In short, Intellisense isn't as intelligent as its name might suggest.
If you're working with temp tables across different databases or separate query windows, Intellisense doesn't think the table exists, because, well, it doesn't as far as it knows. There are usually two scenarios this occurs:
At run time, we know that a first command will execute and by the time we get to running an additional command that the table will exist. But asking Intellisense to be aware of things that haven't happened yet is impossible. This usually involves the temp table being created by a different process, query window, etc. It generally only knows the scope of its own query window and objects in non-tempdb databases.
If it does already exist, being aware of everything already in the tempdb is probably a performance concern (just conjecture) because things move around in there fast, from moment to moment, and it'd be hard/unlikely to get a reliable enumeration of objects that was valid for more than a few seconds.
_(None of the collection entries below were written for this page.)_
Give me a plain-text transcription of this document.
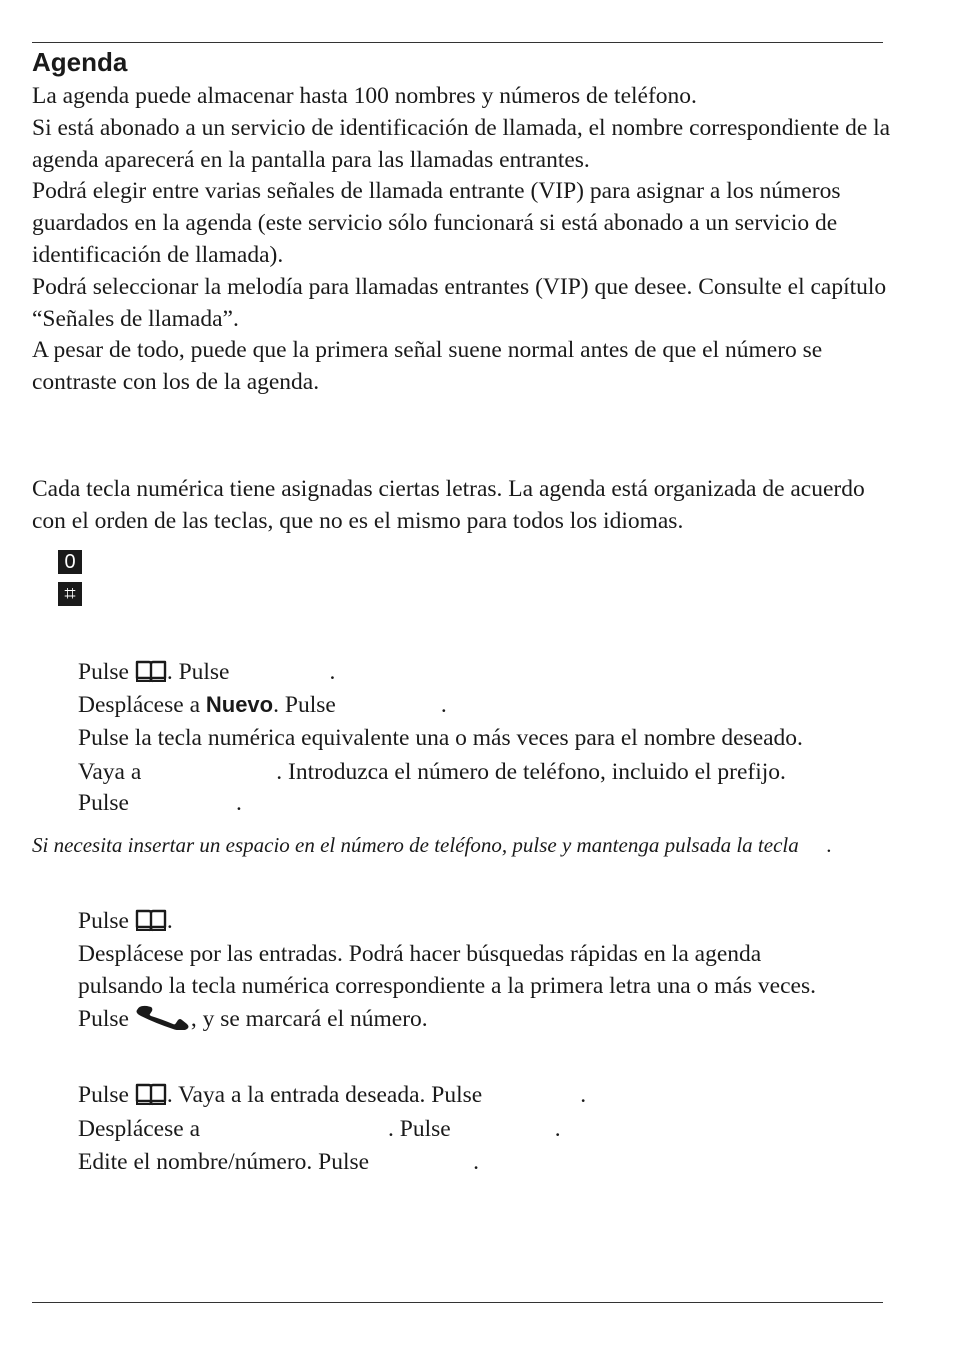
Agenda

La agenda puede almacenar hasta 100 nombres y números de teléfono.

Si está abonado a un servicio de identificación de llamada, el nombre correspondiente de la agenda aparecerá en la pantalla para las llamadas entrantes.

Podrá elegir entre varias señales de llamada entrante (VIP) para asignar a los números guardados en la agenda (este servicio sólo funcionará si está abonado a un servicio de identificación de llamada).

Podrá seleccionar la melodía para llamadas entrantes (VIP) que desee. Consulte el capítulo “Señales de llamada”.

A pesar de todo, puede que la primera señal suene normal antes de que el número se contraste con los de la agenda.

Cada tecla numérica tiene asignadas ciertas letras. La agenda está organizada de acuerdo con el orden de las teclas, que no es el mismo para todos los idiomas.

0
⌗
Pulse . Pulse	.
Desplácese a Nuevo. Pulse	.
Pulse la tecla numérica equivalente una o más veces para el nombre deseado.
Vaya a	. Introduzca el número de teléfono, incluido el prefijo.
Pulse	.
Si necesita insertar un espacio en el número de teléfono, pulse y mantenga pulsada la tecla .
Pulse .
Desplácese por las entradas. Podrá hacer búsquedas rápidas en la agenda
pulsando la tecla numérica correspondiente a la primera letra una o más veces.
Pulse , y se marcará el número.
Pulse . Vaya a la entrada deseada. Pulse	.
Desplácese a	. Pulse	.
Edite el nombre/número. Pulse	.
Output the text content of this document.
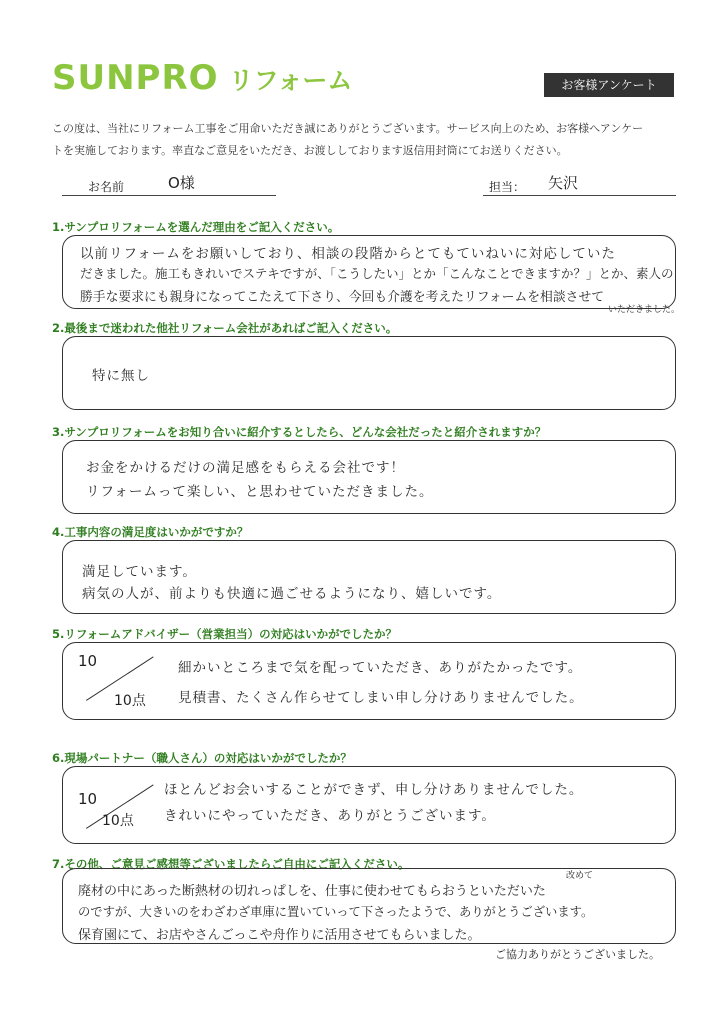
SUNPRO リフォーム	お客様アンケート
この度は、当社にリフォーム工事をご用命いただき誠にありがとうございます。サービス向上のため、お客様へアンケー
トを実施しております。率直なご意見をいただき、お渡ししております返信用封筒にてお送りください。
お名前	O様	担当： 矢沢
1.サンプロリフォームを選んだ理由をご記入ください。
以前リフォームをお願いしており、相談の段階からとてもていねいに対応していた
だきました。施工もきれいでステキですが、「こうしたい」とか「こんなことできますか？」とか、素人の
勝手な要求にも親身になってこたえて下さり、今回も介護を考えたリフォームを相談させて
いただきました。
2.最後まで迷われた他社リフォーム会社があればご記入ください。
特に無し
3.サンプロリフォームをお知り合いに紹介するとしたら、どんな会社だったと紹介されますか？
お金をかけるだけの満足感をもらえる会社です！
リフォームって楽しい、と思わせていただきました。
4.工事内容の満足度はいかがですか？
満足しています。
病気の人が、前よりも快適に過ごせるようになり、嬉しいです。
5.リフォームアドバイザー（営業担当）の対応はいかがでしたか？
10
10点
細かいところまで気を配っていただき、ありがたかったです。
見積書、たくさん作らせてしまい申し分けありませんでした。
6.現場パートナー（職人さん）の対応はいかがでしたか？
10
10点
ほとんどお会いすることができず、申し分けありませんでした。
きれいにやっていただき、ありがとうございます。
7.その他、ご意見ご感想等ございましたらご自由にご記入ください。
改めて
廃材の中にあった断熱材の切れっぱしを、仕事に使わせてもらおうといただいた
のですが、大きいのをわざわざ車庫に置いていって下さったようで、ありがとうございます。
保育園にて、お店やさんごっこや舟作りに活用させてもらいました。
ご協力ありがとうございました。
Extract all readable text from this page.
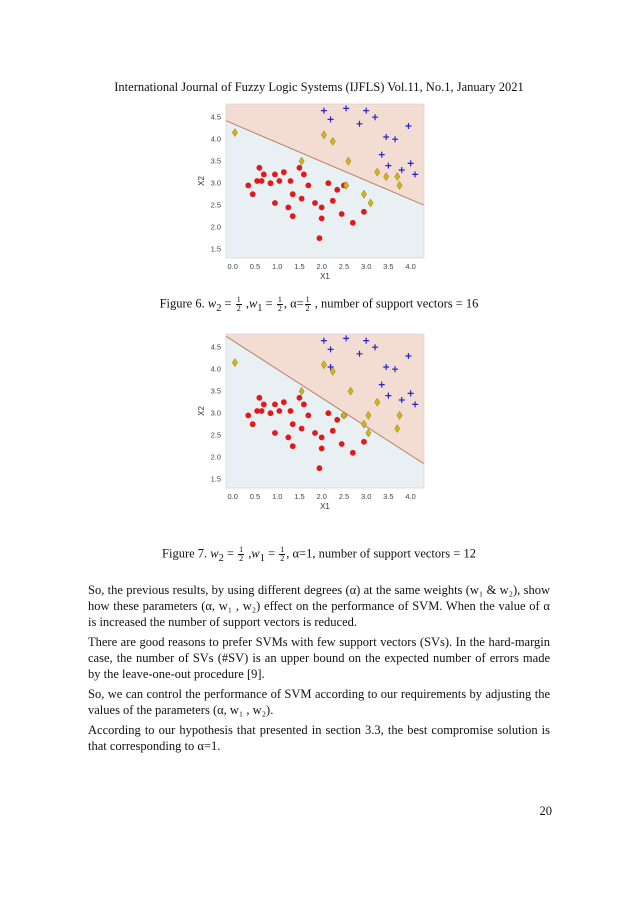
International Journal of Fuzzy Logic Systems (IJFLS) Vol.11, No.1, January 2021
0.0 0.5 1.0 1.5 2.0 2.5 3.0 3.5 4.0
1.5
2.0
2.5
3.0
3.5
4.0
4.5
X1
X2
Figure 6. $w_2 = \frac{1}{2} ,w_1 = \frac{1}{2}$ , $\alpha= \frac{1}{2}$ , number of support vectors = 16
0.0 0.5 1.0 1.5 2.0 2.5 3.0 3.5 4.0
1.5
2.0
2.5
3.0
3.5
4.0
4.5
X1
X2
Figure 7. $w_2 = \frac{1}{2} ,w_1 = \frac{1}{2}$ , α=1, number of support vectors = 12

So, the previous results, by using different degrees (α) at the same weights (w₁ & w₂), show how these parameters (α, w₁ , w₂) effect on the performance of SVM. When the value of α is increased the number of support vectors is reduced.

There are good reasons to prefer SVMs with few support vectors (SVs). In the hard-margin case, the number of SVs (#SV) is an upper bound on the expected number of errors made by the leave-one-out procedure [9].

So, we can control the performance of SVM according to our requirements by adjusting the values of the parameters (α, w₁ , w₂).

According to our hypothesis that presented in section 3.3, the best compromise solution is that corresponding to α=1.

20
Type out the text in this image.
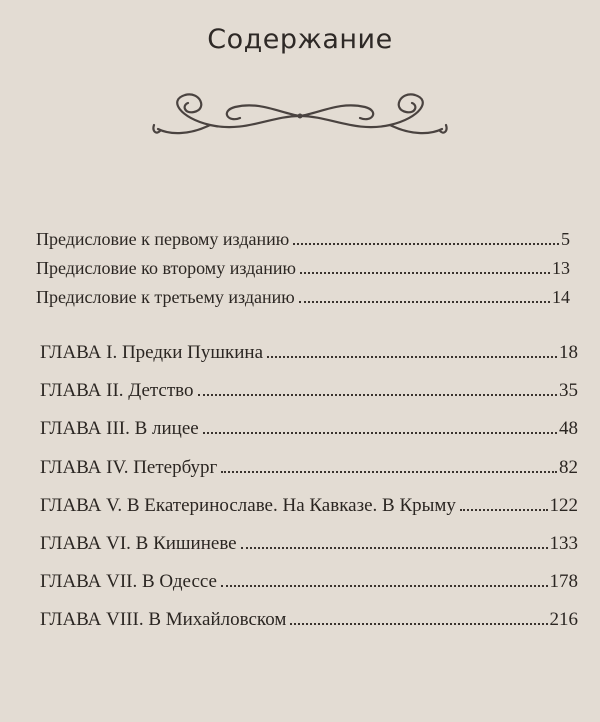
Содержание
Предисловие к первому изданию	5
Предисловие ко второму изданию	13
Предисловие к третьему изданию	14
ГЛАВА I. Предки Пушкина	18
ГЛАВА II. Детство	35
ГЛАВА III. В лицее	48
ГЛАВА IV. Петербург	82
ГЛАВА V. В Екатеринославе. На Кавказе. В Крыму	122
ГЛАВА VI. В Кишиневе	133
ГЛАВА VII. В Одессе	178
ГЛАВА VIII. В Михайловском	216
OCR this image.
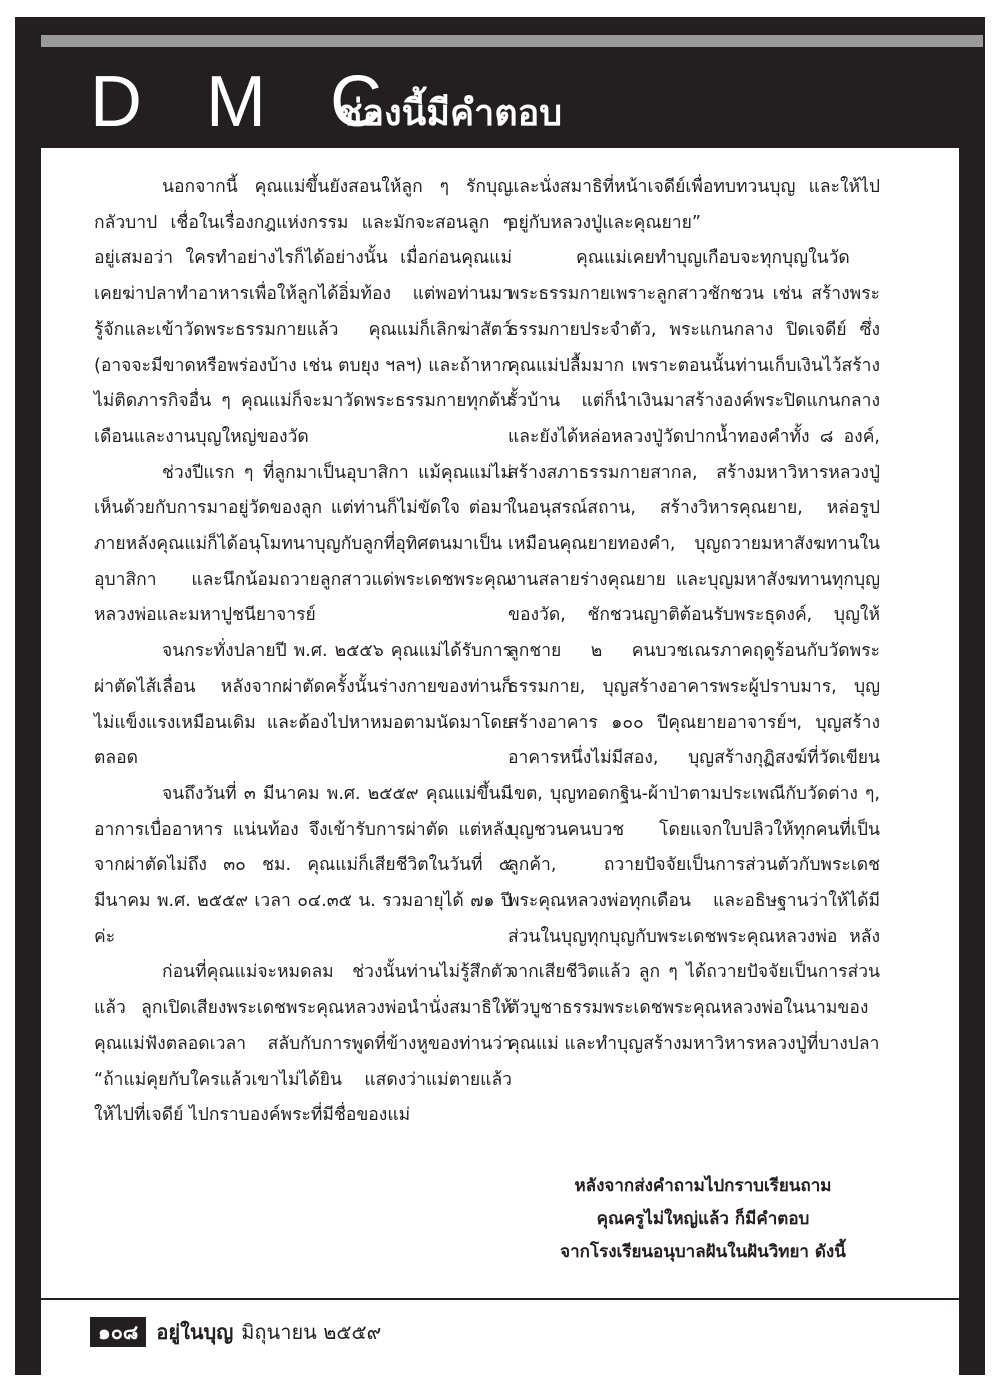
D M C
ช่องนี้มีคำตอบ

นอกจากนี้ คุณแม่ขึ้นยังสอนให้ลูก ๆ รักบุญ กลัวบาป เชื่อในเรื่องกฎแห่งกรรม และมักจะสอนลูก ๆ อยู่เสมอว่า ใครทำอย่างไรก็ได้อย่างนั้น เมื่อก่อนคุณแม่เคยฆ่าปลาทำอาหารเพื่อให้ลูกได้อิ่มท้อง แต่พอท่านมารู้จักและเข้าวัดพระธรรมกายแล้ว คุณแม่ก็เลิกฆ่าสัตว์ (อาจจะมีขาดหรือพร่องบ้าง เช่น ตบยุง ฯลฯ) และถ้าหากไม่ติดภารกิจอื่น ๆ คุณแม่ก็จะมาวัดพระธรรมกายทุกต้นเดือนและงานบุญใหญ่ของวัด

ช่วงปีแรก ๆ ที่ลูกมาเป็นอุบาสิกา แม้คุณแม่ไม่เห็นด้วยกับการมาอยู่วัดของลูก แต่ท่านก็ไม่ขัดใจ ต่อมาภายหลังคุณแม่ก็ได้อนุโมทนาบุญกับลูกที่อุทิศตนมาเป็นอุบาสิกา และนึกน้อมถวายลูกสาวแด่พระเดชพระคุณหลวงพ่อและมหาปูชนียาจารย์

จนกระทั่งปลายปี พ.ศ. ๒๕๕๖ คุณแม่ได้รับการผ่าตัดไส้เลื่อน หลังจากผ่าตัดครั้งนั้นร่างกายของท่านก็ไม่แข็งแรงเหมือนเดิม และต้องไปหาหมอตามนัดมาโดยตลอด

จนถึงวันที่ ๓ มีนาคม พ.ศ. ๒๕๕๙ คุณแม่ขึ้นมีอาการเบื่ออาหาร แน่นท้อง จึงเข้ารับการผ่าตัด แต่หลังจากผ่าตัดไม่ถึง ๓๐ ชม. คุณแม่ก็เสียชีวิตในวันที่ ๕ มีนาคม พ.ศ. ๒๕๕๙ เวลา ๐๔.๓๕ น. รวมอายุได้ ๗๑ ปีค่ะ

ก่อนที่คุณแม่จะหมดลม ช่วงนั้นท่านไม่รู้สึกตัวแล้ว ลูกเปิดเสียงพระเดชพระคุณหลวงพ่อนำนั่งสมาธิให้คุณแม่ฟังตลอดเวลา สลับกับการพูดที่ข้างหูของท่านว่า “ถ้าแม่คุยกับใครแล้วเขาไม่ได้ยิน แสดงว่าแม่ตายแล้ว ให้ไปที่เจดีย์ ไปกราบองค์พระที่มีชื่อของแม่

และนั่งสมาธิที่หน้าเจดีย์เพื่อทบทวนบุญ และให้ไปอยู่กับหลวงปู่และคุณยาย”

คุณแม่เคยทำบุญเกือบจะทุกบุญในวัดพระธรรมกายเพราะลูกสาวชักชวน เช่น สร้างพระธรรมกายประจำตัว, พระแกนกลาง ปิดเจดีย์ ซึ่งคุณแม่ปลื้มมาก เพราะตอนนั้นท่านเก็บเงินไว้สร้างรั้วบ้าน แต่ก็นำเงินมาสร้างองค์พระปิดแกนกลาง และยังได้หล่อหลวงปู่วัดปากน้ำทองคำทั้ง ๘ องค์, สร้างสภาธรรมกายสากล, สร้างมหาวิหารหลวงปู่ในอนุสรณ์สถาน, สร้างวิหารคุณยาย, หล่อรูปเหมือนคุณยายทองคำ, บุญถวายมหาสังฆทานในงานสลายร่างคุณยาย และบุญมหาสังฆทานทุกบุญของวัด, ชักชวนญาติต้อนรับพระธุดงค์, บุญให้ลูกชาย ๒ คนบวชเณรภาคฤดูร้อนกับวัดพระธรรมกาย, บุญสร้างอาคารพระผู้ปราบมาร, บุญสร้างอาคาร ๑๐๐ ปีคุณยายอาจารย์ฯ, บุญสร้างอาคารหนึ่งไม่มีสอง, บุญสร้างกุฏิสงฆ์ที่วัดเขียนเขต, บุญทอดกฐิน-ผ้าป่าตามประเพณีกับวัดต่าง ๆ, บุญชวนคนบวช โดยแจกใบปลิวให้ทุกคนที่เป็นลูกค้า, ถวายปัจจัยเป็นการส่วนตัวกับพระเดชพระคุณหลวงพ่อทุกเดือน และอธิษฐานว่าให้ได้มีส่วนในบุญทุกบุญกับพระเดชพระคุณหลวงพ่อ หลังจากเสียชีวิตแล้ว ลูก ๆ ได้ถวายปัจจัยเป็นการส่วนตัวบูชาธรรมพระเดชพระคุณหลวงพ่อในนามของคุณแม่ และทำบุญสร้างมหาวิหารหลวงปู่ที่บางปลา

หลังจากส่งคำถามไปกราบเรียนถาม
คุณครูไม่ใหญ่แล้ว ก็มีคำตอบ
จากโรงเรียนอนุบาลฝันในฝันวิทยา ดังนี้
๑๐๘ อยู่ในบุญ มิถุนายน ๒๕๕๙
Regardless, it just doesn't know about much outside of that single query window with regards to tempdb objects.
This one sort of makes sense. Do you really want Intellisense going and querying your linked servers every time you are writing queries that involve remote objects? It just doesn't know and so assumes it doesn't exist.
If the synonyms are referring to linked server objects, then they'll suffer from the issue described above. On their own, however, they should work fine with local database objects.
Learn to ignore it, or use a different IDE if possible (one that doesn't use Intellisense). Most people seem to like Intellisense despite its flaws, but you could always turn it off completely as well.
There is a hacky work-around for temp tables at this SO question but I personally would never do that, as you're increasing the complexity and reducing readability of your code for...a red squiggly line.